“
“Angel represents a kind of small rebellion against
the “prohibition of the difficult”,
trying to bring Murano glass
to its maximum technique and material modelling,
to compose an object that is a place of light,
between one act and another in everyday life”
— Paritzki&Liani
Purho presents — on the occasion of Milan Design Week 2023 — Angels, the new collection of tables in Murano glass designed by the Paritzki&Liani (Tel Aviv, Israel) exclusively in the spaces of Mohd Officina Milano reimagined by Nichetto Studio in Mohd Sinfonia.
Like ethereal figures of light and reflection, the Angels tables represent a small interior architecture in which the three pieces that compose them — bases of different heights (h.440/350), the top (d.500) and a bowl blown by master Andrea Zilio — join together to form a world of colours, vibrating in the space of perception. They want to become the impetus for a new space within another place, the home.
In these tables, blown glass is structure.
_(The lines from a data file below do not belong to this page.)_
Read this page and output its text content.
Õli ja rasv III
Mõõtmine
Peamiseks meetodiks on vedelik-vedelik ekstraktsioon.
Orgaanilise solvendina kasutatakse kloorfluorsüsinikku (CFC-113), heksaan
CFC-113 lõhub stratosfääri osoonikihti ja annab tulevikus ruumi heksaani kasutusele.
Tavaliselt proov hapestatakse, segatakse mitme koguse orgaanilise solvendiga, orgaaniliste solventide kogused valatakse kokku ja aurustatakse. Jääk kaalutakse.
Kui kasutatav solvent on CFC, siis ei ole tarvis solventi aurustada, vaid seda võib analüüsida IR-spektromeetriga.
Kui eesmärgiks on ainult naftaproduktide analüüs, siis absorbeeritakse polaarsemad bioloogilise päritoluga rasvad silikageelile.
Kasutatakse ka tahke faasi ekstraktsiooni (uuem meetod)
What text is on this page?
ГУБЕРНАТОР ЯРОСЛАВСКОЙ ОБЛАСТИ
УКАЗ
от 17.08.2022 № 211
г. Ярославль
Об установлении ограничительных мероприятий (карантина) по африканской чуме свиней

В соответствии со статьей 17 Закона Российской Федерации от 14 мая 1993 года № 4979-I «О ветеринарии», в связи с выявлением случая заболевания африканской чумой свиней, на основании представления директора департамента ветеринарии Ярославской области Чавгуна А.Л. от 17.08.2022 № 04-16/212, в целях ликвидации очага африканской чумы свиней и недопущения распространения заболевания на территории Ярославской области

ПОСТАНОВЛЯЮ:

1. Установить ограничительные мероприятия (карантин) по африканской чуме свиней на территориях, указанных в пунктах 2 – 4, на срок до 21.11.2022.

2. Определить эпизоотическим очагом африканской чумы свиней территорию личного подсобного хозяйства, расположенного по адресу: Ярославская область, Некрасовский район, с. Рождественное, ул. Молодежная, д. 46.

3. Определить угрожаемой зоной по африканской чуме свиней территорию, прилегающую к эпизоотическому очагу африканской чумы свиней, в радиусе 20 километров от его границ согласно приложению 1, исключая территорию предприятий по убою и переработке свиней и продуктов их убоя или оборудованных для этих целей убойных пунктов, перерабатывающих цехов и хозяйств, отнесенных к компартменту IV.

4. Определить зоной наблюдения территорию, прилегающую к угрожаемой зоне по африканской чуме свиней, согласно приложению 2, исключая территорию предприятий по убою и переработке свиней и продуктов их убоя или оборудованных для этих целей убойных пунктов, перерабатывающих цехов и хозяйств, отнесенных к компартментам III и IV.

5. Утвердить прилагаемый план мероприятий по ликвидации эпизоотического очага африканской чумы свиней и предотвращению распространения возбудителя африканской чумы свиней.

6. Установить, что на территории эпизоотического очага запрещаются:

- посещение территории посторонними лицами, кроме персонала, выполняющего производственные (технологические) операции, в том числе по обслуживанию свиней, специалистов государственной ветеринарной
The simplification of forms or their abstraction lead to an aesthetic dimension of tension created by the prominent thicknesses of the sections and by the significant surfaces for this type of processing.
Aesthetic and technical dimensions establish a new material situation that “send us back”, link us to an ancient memory, that of the centuries-old processing of this material, to something vital in an object of glass and light.
The inspiration for the colours of the Angels tables comes from the observation of monochrome chiaroscuro painted artefacts made within the Italian pictorial tradition of the late 1400s.
The delicate shades of rosé, ochre, grey are joined by more decisive colours such as moss green, deep blue, amethyst for a chromatic balance capable of being continuously renewed based on varying combinations of the different components of the tables.
What idea of design? And why?
Thus in the words of Paola Liani of Paritzki&Liani: “The words of Roberto Maier come to mind in the introduction to the beloved book “Résistance de la poésie” by Jean Luc Nancy: “Our times appear to be the enemy of the difficult. We are not lazier than our fathers, but the difficult is no longer “that which gives way” but that which must be removed. The difficult does not exist, it must be removed.”
Therefore this project represents a kind of small rebellion against the “prohibition of the difficult”, operating at the limits of the productive feasibility of the Murano material and in the continuous shifting of the border between design and technical experience of the transformation of glass and its assembly.
The project seeks to bring Murano glass to the maximum of its material modelling and technique, to compose an object that is a place of light, between one act and another in everyday life.”